What to do with your genealogy files and research?

So, what do we do? Leave it to a library or archive? Find a family member who wants to carry on? All of those have their benefits and flaws. Ugh.

Recently I was thinking about how to share Mom and my genealogy research with my brother. He's curious but not an avid user. And my sister too. She's interested but hasn't the time to delve in. So of course as a first step I synced my Ancestry member tree with my Family Tree Maker and the printed out some reports. Was going to have that bound but it looked boring, even to me and I love this stuff. So, how could I make it look spiffy and interesting? If it looked sexy then there was a chance that my sibs or some family member might pick it up and give a look, maybe read some of it and get further interested.

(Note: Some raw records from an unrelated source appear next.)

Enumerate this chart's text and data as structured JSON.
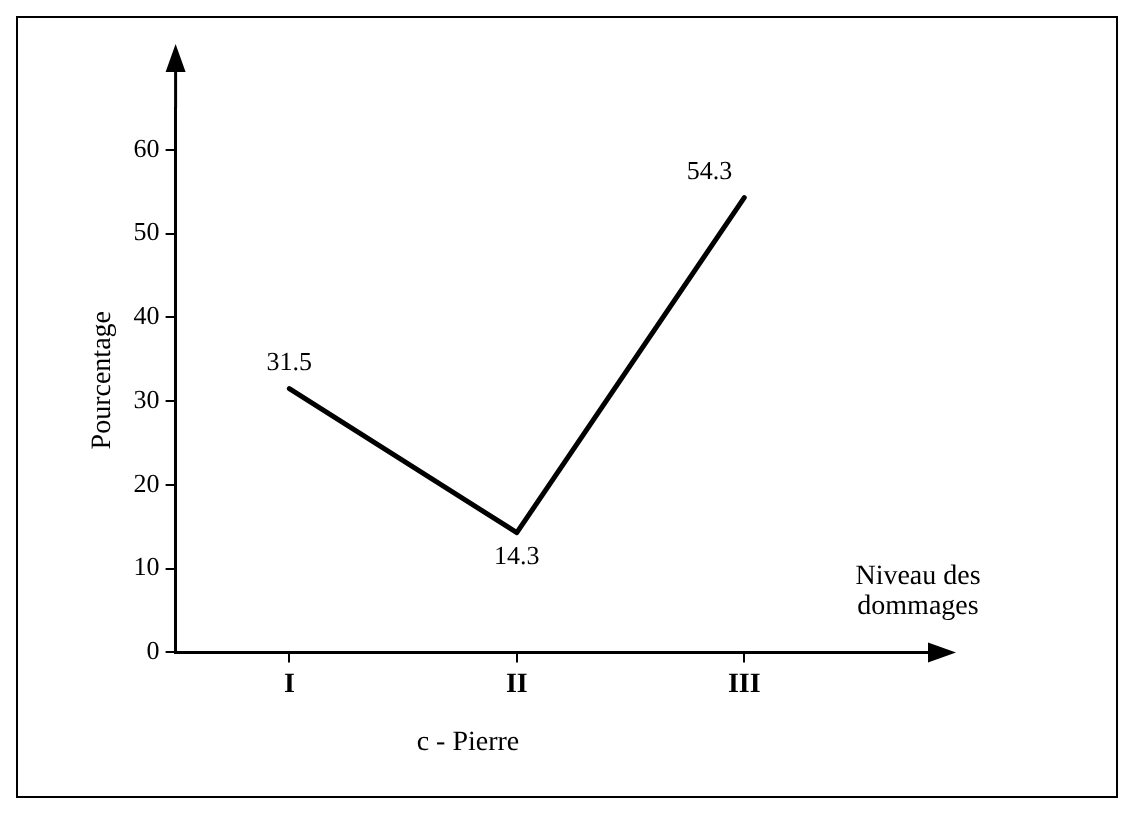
{
  "chart_data": {
    "type": "line",
    "categories": [
      "I",
      "II",
      "III"
    ],
    "series": [
      {
        "color": "#000000",
        "values": [
          31.5,
          14.3,
          54.3
        ]
      }
    ],
    "ylim": [
      0,
      65
    ],
    "yticks": [
      0,
      10,
      20,
      30,
      40,
      50,
      60
    ],
    "xlabel": "Niveau des dommages",
    "ylabel": "Pourcentage",
    "annotations": [
      "c - Pierre"
    ],
    "data_labels": true,
    "grid": false,
    "legend": false,
    "marker": "none",
    "line_style": "solid"
  }
}
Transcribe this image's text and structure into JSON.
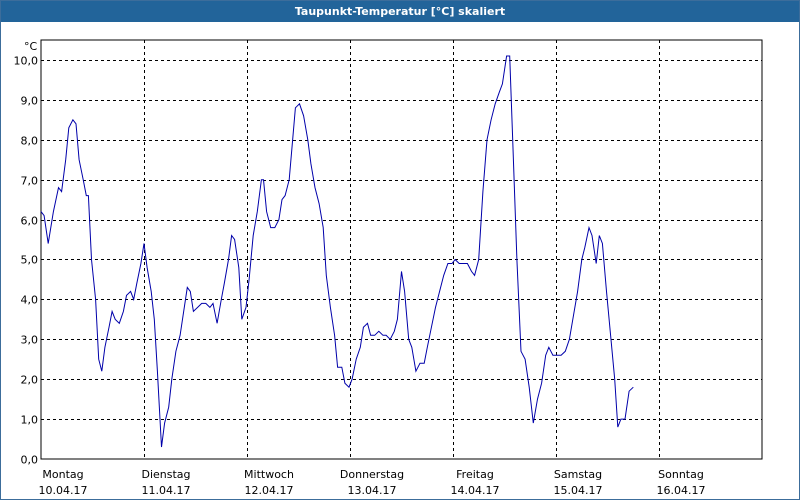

One of the things I did here on the blog a while back was the Surname Saturday blogging prompt. Did it for the major surnames on the tree back about four generations. Click here to see one about the Workman family. I posted them dutifully for a while them other things caught my attention. You know how it goes. But those Surname Saturday posts were the closest thing I had to a write-up on the various lines, so I started there and drug one out to see if it would work as a base for something interesting.

Workman was the first up. I had a lot of info on that line and jumped right in editing the Surname Saturday post. It went pretty well and moved along seemingly under it's own steam. Added some old photos, then stories from childhood about relatives on this line, especially those about Grandma Kelly whose line this is. Added wills, land deeds and court documents because brother and sister are both lawyers. I grabbed up anything that explored the story of the Workmans going back as far as I knew and had researched and that takes us back to about 1600.

Of course, there was special attention paid to calling out family stories and conjecture versus facts and documents. I am still conflicted about footnotes and if they should be included. Seems too counterproductive to keeping up interest in the document if the pages look bogged down with sources. But I do want to include them. End of chapter? End of book? Feeling like there's no 'right' answer.

The approach here is for it to read like a personal conversation with my sibs, having a chat about the ancestors, telling what was exciting about them. Sharing the mysteries still to be uncovered, the evidence that's not enough to draw a conclusion, yet. And pictures and old documents, maps. Visual salt and pepper.

Even though the Surname Saturday posts gave me a start, this has become so much more! I started with just three pages and I'm up to 35 and no where near finished. I'm excited because this isn't just a lineage chart, it's the saga of one American family that's emblematic of so many others. As I go, I come to understand much more about the long arc of our family's story in America. It helps me see the elements that makes us, us.

Not yet finished but I have until the holidays. What I can say is that it's coming along better than I envisioned and at this point, it practically writing itself.